Hi All,
I thought I'd share this as it's done my head in over the past two years. First of all, the problem - Copper between traces not being removed cleanly, so that I cannot use a PCB after milling. It's a huge problem and it keeps coming back to haunt me, and I've tried almost literally everything to solve the problem.
I improved the locking of the bearings in my mill.
I tracked down issues between the CNC software and the stepper drivers I'm using.
I have gone through every possible combiation of autoleveller.
I migrated from normal v-tips to ball tip tools ( This one was actually worth it - big improvement in PCB quality using 2mm long 0.4mm ball-nose end mills... They make great clean PCBs and cost barely more than quality V tips. ).
I've even dropped the Z by another 2 thou, and it still doesn't cut through in those areas... Something is seriously wrong.
And still, I'll produce some perfect PCBs and some that look like the autoleveller failed.
I had assumed there were three possible areas where the fault could still lie.
1. The Milling Software is screwing up the depth calculations.
2. The PCB is moving, or the surface level is changing ( though areas of the PCB with problems tend to remain consistent no matter when milled in the process )
3. The copper thickness is varying wildly. ( I really did not expect it to be this.... )
Now, normally I figure 3 thou for normal cheap PCB should be enough... That's about 75 microns, but the copper should be around 50 micron right?
So today, I decided to eliminate the final uncertainty.
After three failed PCBs in the same place, that wouldn't mill through the copper with an 8 thou cut, I went back and did a re-auto-level of the place where it failed, since it was right at the edge. I'm still within 1 thou of the original measurement, which given I've moved a few though on the y axis to remeasure, seems reasonable.

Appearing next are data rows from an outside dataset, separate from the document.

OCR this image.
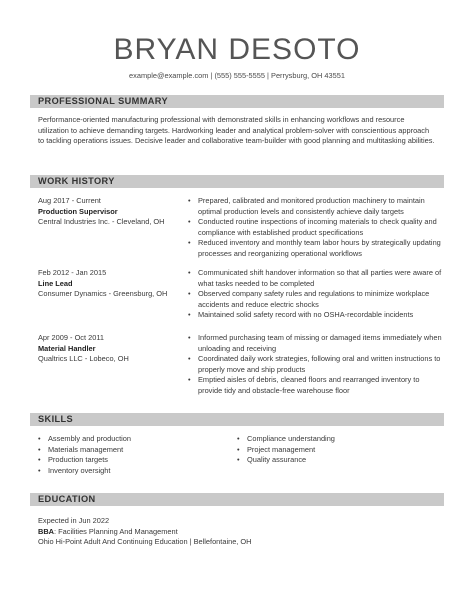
BRYAN DESOTO
example@example.com | (555) 555-5555 | Perrysburg, OH 43551
PROFESSIONAL SUMMARY
Performance-oriented manufacturing professional with demonstrated skills in enhancing workflows and resource utilization to achieve demanding targets. Hardworking leader and analytical problem-solver with conscientious approach to tackling operations issues. Decisive leader and collaborative team-builder with good planning and multitasking abilities.
WORK HISTORY
Aug 2017 - Current
Production Supervisor
Central Industries Inc. - Cleveland, OH
• Prepared, calibrated and monitored production machinery to maintain optimal production levels and consistently achieve daily targets
• Conducted routine inspections of incoming materials to check quality and compliance with established product specifications
• Reduced inventory and monthly team labor hours by strategically updating processes and reorganizing operational workflows
Feb 2012 - Jan 2015
Line Lead
Consumer Dynamics - Greensburg, OH
• Communicated shift handover information so that all parties were aware of what tasks needed to be completed
• Observed company safety rules and regulations to minimize workplace accidents and reduce electric shocks
• Maintained solid safety record with no OSHA-recordable incidents
Apr 2009 - Oct 2011
Material Handler
Qualtrics LLC - Lobeco, OH
• Informed purchasing team of missing or damaged items immediately when unloading and receiving
• Coordinated daily work strategies, following oral and written instructions to properly move and ship products
• Emptied aisles of debris, cleaned floors and rearranged inventory to provide tidy and obstacle-free warehouse floor
SKILLS
• Assembly and production
• Materials management
• Production targets
• Inventory oversight
• Compliance understanding
• Project management
• Quality assurance
EDUCATION
Expected in Jun 2022
BBA: Facilities Planning And Management
Ohio Hi-Point Adult And Continuing Education | Bellefontaine, OH
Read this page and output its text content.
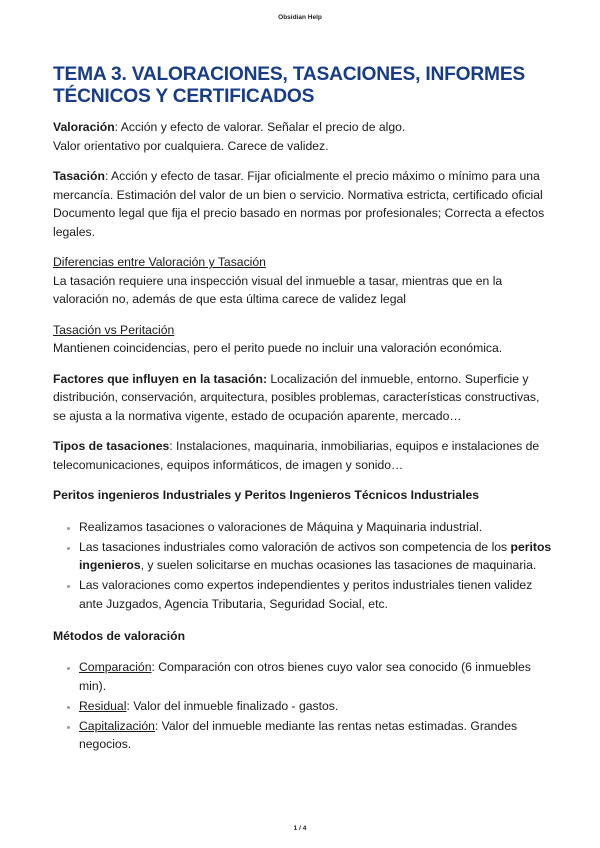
Obsidian Help
TEMA 3. VALORACIONES, TASACIONES, INFORMES TÉCNICOS Y CERTIFICADOS

Valoración: Acción y efecto de valorar. Señalar el precio de algo.
Valor orientativo por cualquiera. Carece de validez.

Tasación: Acción y efecto de tasar. Fijar oficialmente el precio máximo o mínimo para una mercancía. Estimación del valor de un bien o servicio. Normativa estricta, certificado oficial
Documento legal que fija el precio basado en normas por profesionales; Correcta a efectos legales.

Diferencias entre Valoración y Tasación
La tasación requiere una inspección visual del inmueble a tasar, mientras que en la valoración no, además de que esta última carece de validez legal

Tasación vs Peritación
Mantienen coincidencias, pero el perito puede no incluir una valoración económica.

Factores que influyen en la tasación: Localización del inmueble, entorno. Superficie y distribución, conservación, arquitectura, posibles problemas, características constructivas, se ajusta a la normativa vigente, estado de ocupación aparente, mercado…

Tipos de tasaciones: Instalaciones, maquinaria, inmobiliarias, equipos e instalaciones de telecomunicaciones, equipos informáticos, de imagen y sonido…

Peritos ingenieros Industriales y Peritos Ingenieros Técnicos Industriales

• Realizamos tasaciones o valoraciones de Máquina y Maquinaria industrial.
• Las tasaciones industriales como valoración de activos son competencia de los peritos ingenieros, y suelen solicitarse en muchas ocasiones las tasaciones de maquinaria.
• Las valoraciones como expertos independientes y peritos industriales tienen validez ante Juzgados, Agencia Tributaria, Seguridad Social, etc.

Métodos de valoración

• Comparación: Comparación con otros bienes cuyo valor sea conocido (6 inmuebles min).
• Residual: Valor del inmueble finalizado - gastos.
• Capitalización: Valor del inmueble mediante las rentas netas estimadas. Grandes negocios.
1 / 4
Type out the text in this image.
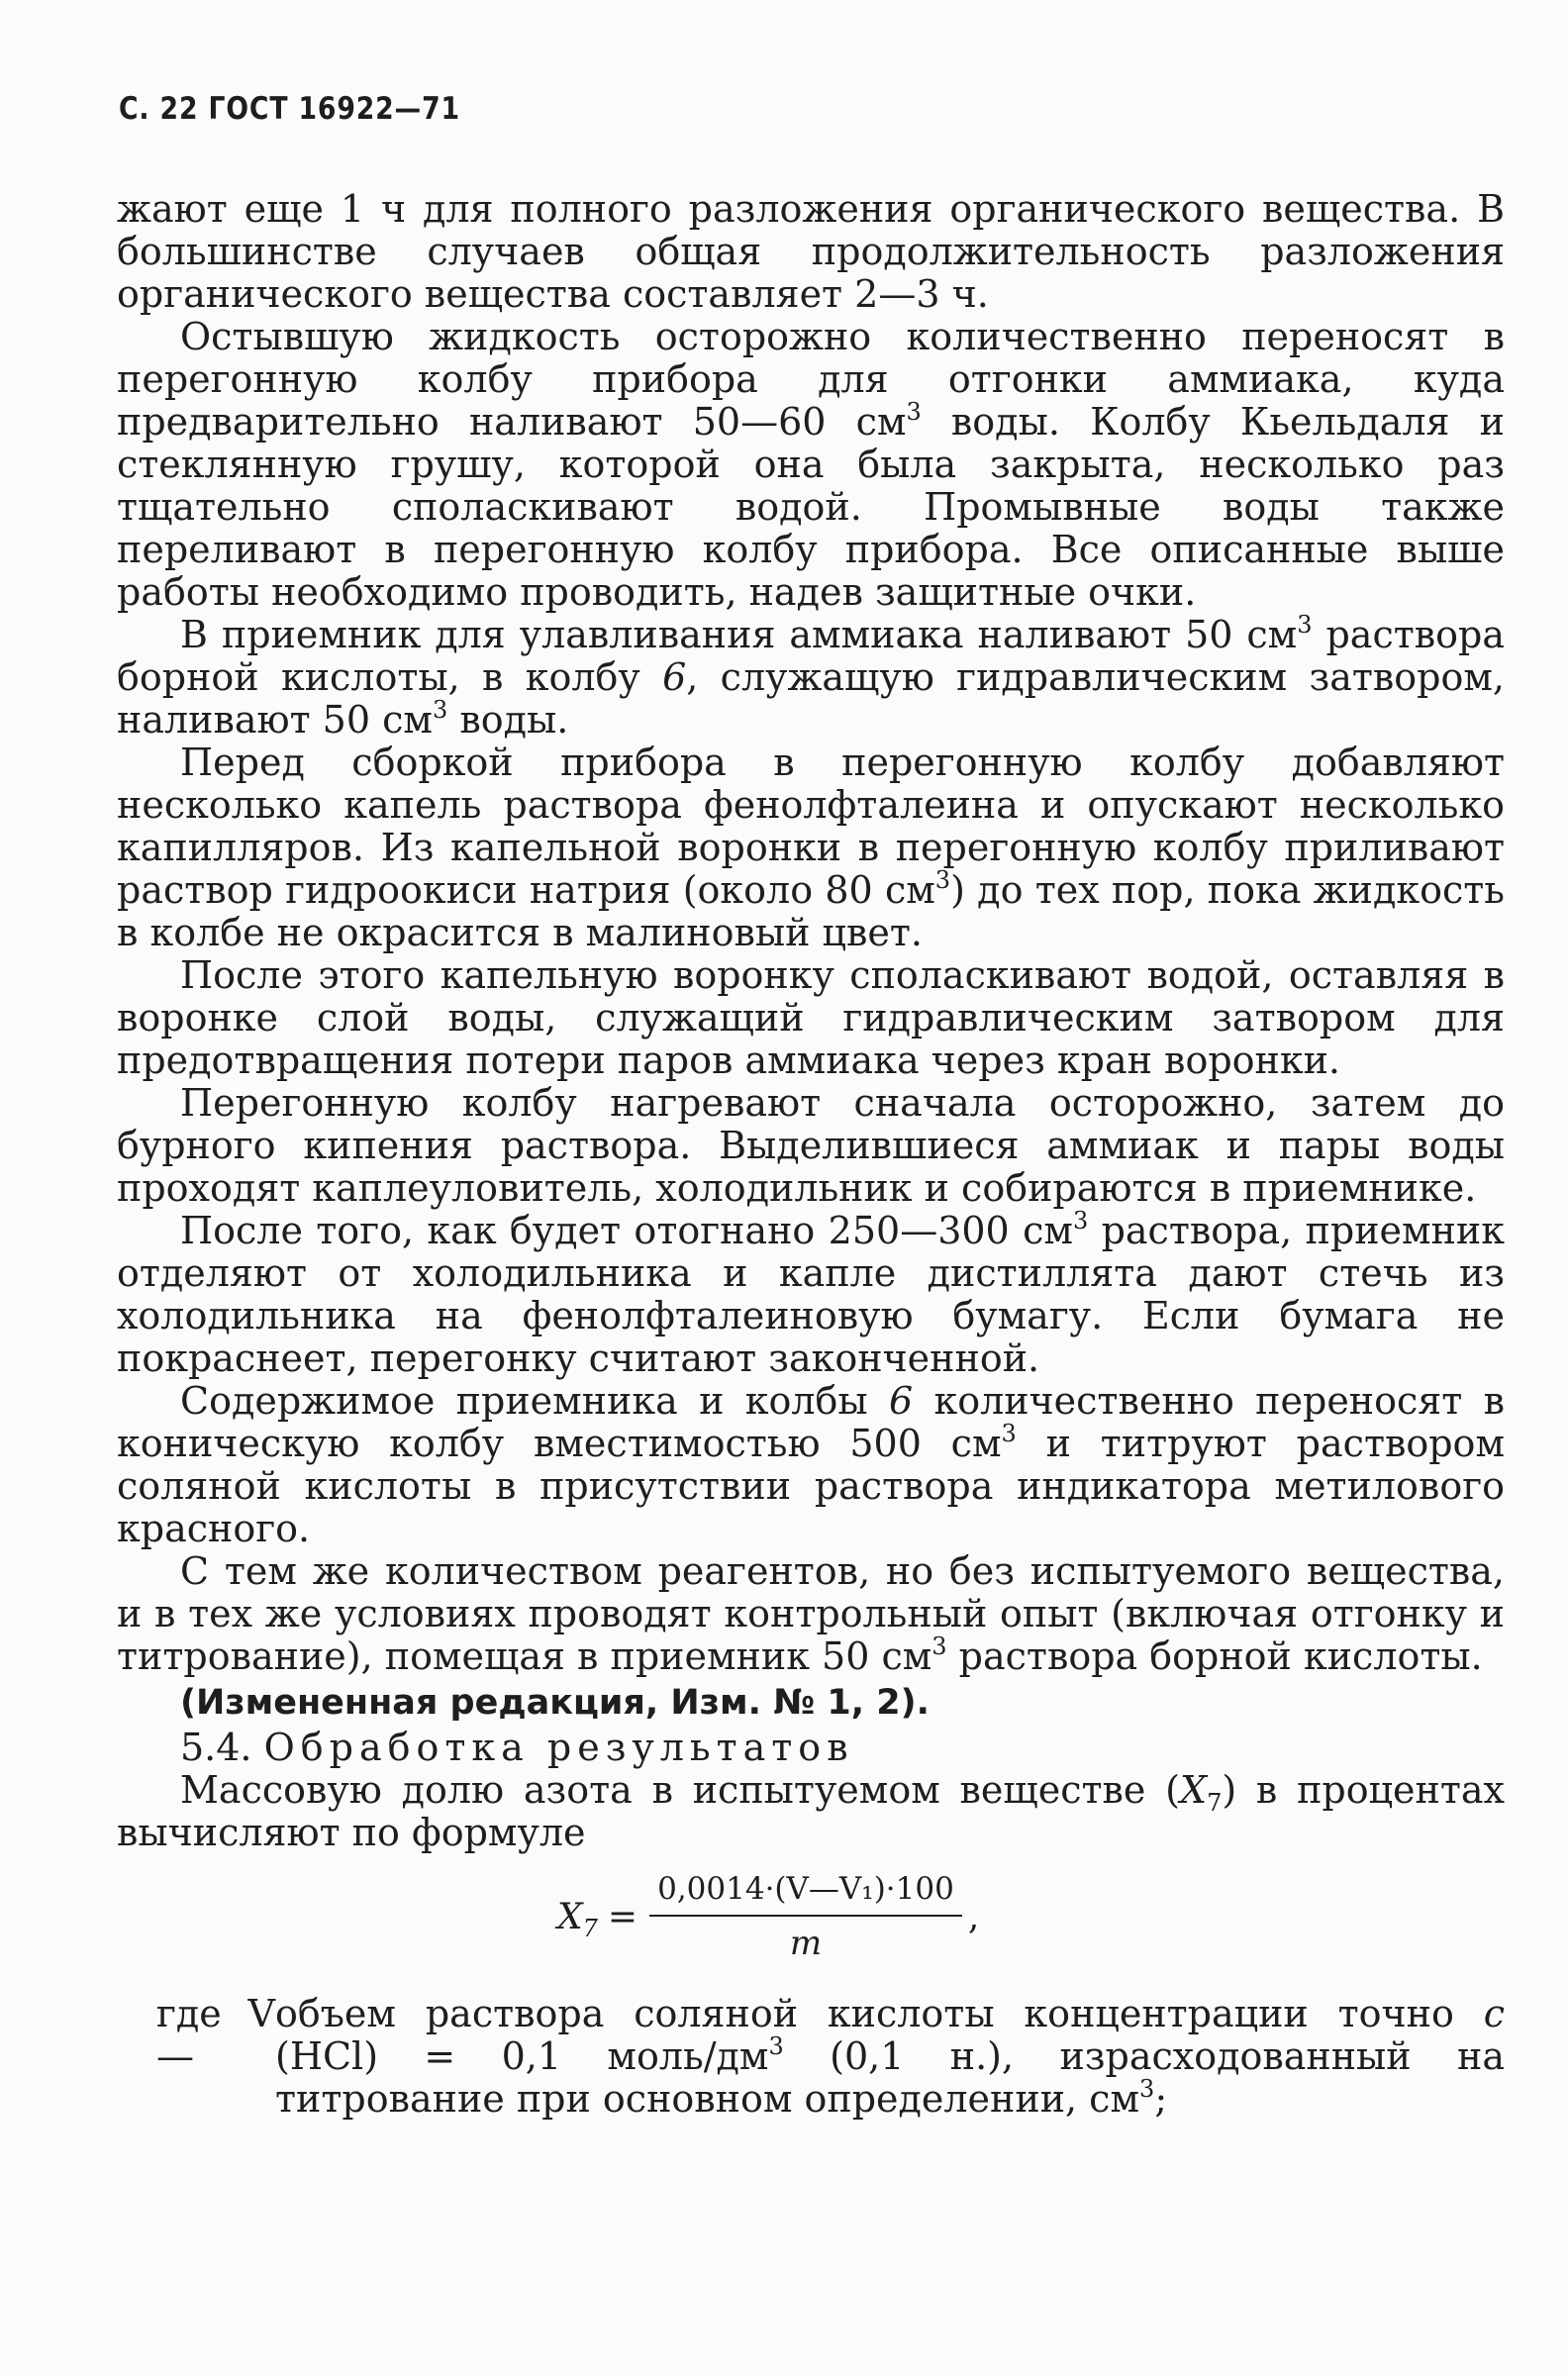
С. 22 ГОСТ 16922—71

жают еще 1 ч для полного разложения органического вещества. В большинстве случаев общая продолжительность разложения органического вещества составляет 2—3 ч.

Остывшую жидкость осторожно количественно переносят в перегонную колбу прибора для отгонки аммиака, куда предварительно наливают 50—60 $см^3$ воды. Колбу Кьельдаля и стеклянную грушу, которой она была закрыта, несколько раз тщательно споласкивают водой. Промывные воды также переливают в перегонную колбу прибора. Все описанные выше работы необходимо проводить, надев защитные очки.

В приемник для улавливания аммиака наливают 50 $см^3$ раствора борной кислоты, в колбу 6, служащую гидравлическим затвором, наливают 50 $см^3$ воды.

Перед сборкой прибора в перегонную колбу добавляют несколько капель раствора фенолфталеина и опускают несколько капилляров. Из капельной воронки в перегонную колбу приливают раствор гидроокиси натрия (около 80 $см^3$) до тех пор, пока жидкость в колбе не окрасится в малиновый цвет.

После этого капельную воронку споласкивают водой, оставляя в воронке слой воды, служащий гидравлическим затвором для предотвращения потери паров аммиака через кран воронки.

Перегонную колбу нагревают сначала осторожно, затем до бурного кипения раствора. Выделившиеся аммиак и пары воды проходят каплеуловитель, холодильник и собираются в приемнике.

После того, как будет отогнано 250—300 $см^3$ раствора, приемник отделяют от холодильника и капле дистиллята дают стечь из холодильника на фенолфталеиновую бумагу. Если бумага не покраснеет, перегонку считают законченной.

Содержимое приемника и колбы 6 количественно переносят в коническую колбу вместимостью 500 $см^3$ и титруют раствором соляной кислоты в присутствии раствора индикатора метилового красного.

С тем же количеством реагентов, но без испытуемого вещества, и в тех же условиях проводят контрольный опыт (включая отгонку и титрование), помещая в приемник 50 $см^3$ раствора борной кислоты.

(Измененная редакция, Изм. № 1, 2).

5.4. Обработка результатов

Массовую долю азота в испытуемом веществе $(X_7)$ в процентах вычисляют по формуле

$X_7 = \frac{\text{0,0014·(V—V₁)·100}}{m}$ ,
где V —
объем раствора соляной кислоты концентрации точно с (HCl) = 0,1 моль/$дм^3$ (0,1 н.), израсходованный на титрование при основном определении, $см^3$;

Then I manually move the mill to the location, and manually drop 1 thou at a time until the copper is touching the bit and the probe light shows.
Then back so it goes off.
Spindle on, plunge 5 though... Cut... Copper remains. Drop another 3, Copper remains.
Pull the PCB and place under a microsope.
Copper cuts OK...
Copper doesn't cut OK.
Notice something different? Same PCB, just an inch apart.
Copper varies from 2 micron to 8+ thou thickness over the PCB. From about 50 micron to 200 micron... That's a lot of variation !
NOW I finally know - and it's mostly near the edges, so I only really noticed when I started cutting large PCBs that take the full PCB segment I install.
If anyone is having a similar issue, and can't explain it any other way, and is getting cheap PCB from Ebay to mill, do some manual experiments in the areas it's not cutting and see if your copper thickness is the same all the way through.